Selon ce que nous apprenait Radio-Canada à l’émission Enquête du 2 mars dernier [1], la firme d’experts comptables KPMG aurait vendu des services d’évasion fiscale à de riches Canadiens. Si ces combines ont permis de cacher d’importants montants d’argent dans des entreprises fictives créées dans le paradis fiscal de l’Île de Man, elles seraient criminelles, puisqu’un client de KPMG révélait l’intention du cabinet conseil de cacher sa fortune et les revenus qu’il en tire.
On ne le dira jamais assez, les paradis fiscaux coûtent très cher à la société. Ils privent les pays riches de revenus fiscaux de 1300 milliards $ par année [2], soit 3 % du PIB, ce qui représente 60 milliards $ pour le Canada. Avec de tels montants, nous pourrions dire adieu à nos déficits publics et à l’austérité, et du coup, à l’injustice fiscale.
Les révélations de l’émission Enquête ne sont pas nouvelles. Dans la foulée des Panama Papers l’an dernier, on apprenait que le cabinet conseil Mossack Fonseca avait créé 214 000 sociétés-écrans (compagnies fictives) dans les paradis fiscaux pour cacher l’argent de riches individus et d’entreprises, et que 860 millions $ avaient été transférés du Canada vers l’Île de Man par 350 individus et 400 entreprises.
Ce qui est nouveau dans le reportage d’Enquête, c’est de constater la clémence avec laquelle l’Agence du Revenu du Canada a traité les fraudeurs, puisque celle-ci leur a offert une amnistie, c’est-à-dire une entente à l’amiable de remboursement des impôts impayés sans intérêts, sans pénalités et sans poursuites judiciaires. Et fait étonnant, cette entente a été négociée par KPMG. Ces révélations montrent donc clairement le rôle d’entremetteurs des cabinets conseils dans l’évasion fiscale.
Les entremetteurs
KPMG est l’un des quatre plus importants cabinets d’experts-comptables au monde avec un chiffre d’affaires de 33 milliards $. Les trois autres sont Deloitte, PricewaterhouseCoopers et Ernst & Young. Présentes dans presque tous les pays et les paradis fiscaux, ces grandes firmes ont la cote auprès des riches et des multinationales qui souhaitent se soustraire à l’impôt. Selon un rapport des comptes publics en Angleterre, les services d’arrangements fiscaux rapportent le quart du chiffre d’affaires de ces quatre grands cabinets [3].

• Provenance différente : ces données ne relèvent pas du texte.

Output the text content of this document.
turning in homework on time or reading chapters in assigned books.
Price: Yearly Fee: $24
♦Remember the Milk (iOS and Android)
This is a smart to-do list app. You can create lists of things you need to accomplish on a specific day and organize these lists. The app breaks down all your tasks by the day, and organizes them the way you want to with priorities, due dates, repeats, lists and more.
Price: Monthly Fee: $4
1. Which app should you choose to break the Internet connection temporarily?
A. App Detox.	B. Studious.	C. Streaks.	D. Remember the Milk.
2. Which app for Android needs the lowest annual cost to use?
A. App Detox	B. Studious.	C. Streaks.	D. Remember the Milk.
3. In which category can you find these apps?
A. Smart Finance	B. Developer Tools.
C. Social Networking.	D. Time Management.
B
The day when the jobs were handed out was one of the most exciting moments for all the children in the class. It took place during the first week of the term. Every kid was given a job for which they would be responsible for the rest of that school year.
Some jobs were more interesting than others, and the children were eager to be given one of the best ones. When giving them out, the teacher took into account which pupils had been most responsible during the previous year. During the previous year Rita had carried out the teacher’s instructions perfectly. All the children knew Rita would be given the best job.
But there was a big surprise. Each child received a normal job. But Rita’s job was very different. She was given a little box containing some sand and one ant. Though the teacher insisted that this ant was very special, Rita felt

Dans le scandale des ententes secrètes entre le gouvernement du Luxembourg et des multinationales (Luxleaks), des journalistes, qui ont eu accès aux documents secrets, ont clairement montré que les quatre grands cabinets conseils étaient au centre des accords qui avaient permis d’obtenir une baisse substantielle de leur taux d’imposition.
Si le rôle premier de ces grands cabinets d’experts-comptables consiste à vérifier la conformité des comptes de ces multinationales (comme la loi le prescrit), il est étonnant que ces mêmes cabinets vendent des services d’évasion fiscale à ces mêmes clients.
Pour preuve que ces arrangements sont parfois illégaux, KMPG et Ernst & Young ont été condamnés par la justice américaine à verser des amendes respectives de 456 millions $ et 123 millions $ en 2013, pour avoir vendu des services fiscaux à de riches clients qui avaient ainsi pu détourner des milliards $ dans des paradis fiscaux.
Mettre fin aux paradis fiscaux
À la lumière de toutes ces informations, nos gouvernements ne peuvent plus se défendre d’être impuissants dans la lutte contre les paradis fiscaux. Ils doivent forcer les entreprises à divulguer leurs chiffres d’affaires pays par pays, de manière à les imposer selon leur juste part. Nos gouvernements doivent aussi cesser d’offrir des amnisties aux fraudeurs d’impôts et les poursuivre en justice, de même que les cabinets d’experts-comptables qui les conseillent, comme cela se fait aux États-Unis. Enfin, puisque les amendes n’effraient pas les riches fraudeurs, on doit prévoir des peines d’emprisonnement pour les fraudeurs reconnus coupables.
Sources :
[1] Les intouchables : KPMG a caché l’argent de riches clients, Reportage de Frédéric Zalac d’Enquête et Harvey Cashore de CBC, Enquête, Radio-Canada, 2 mars 2017.
[1]James Henry, The price of offshore revisited, Tax Justice Network, July 2012.
[1] House of Commons Committee of Public Accounts (London), Tax avoidance: the role of large accountancy firms, Forty-fourth Report of Session 2012–13.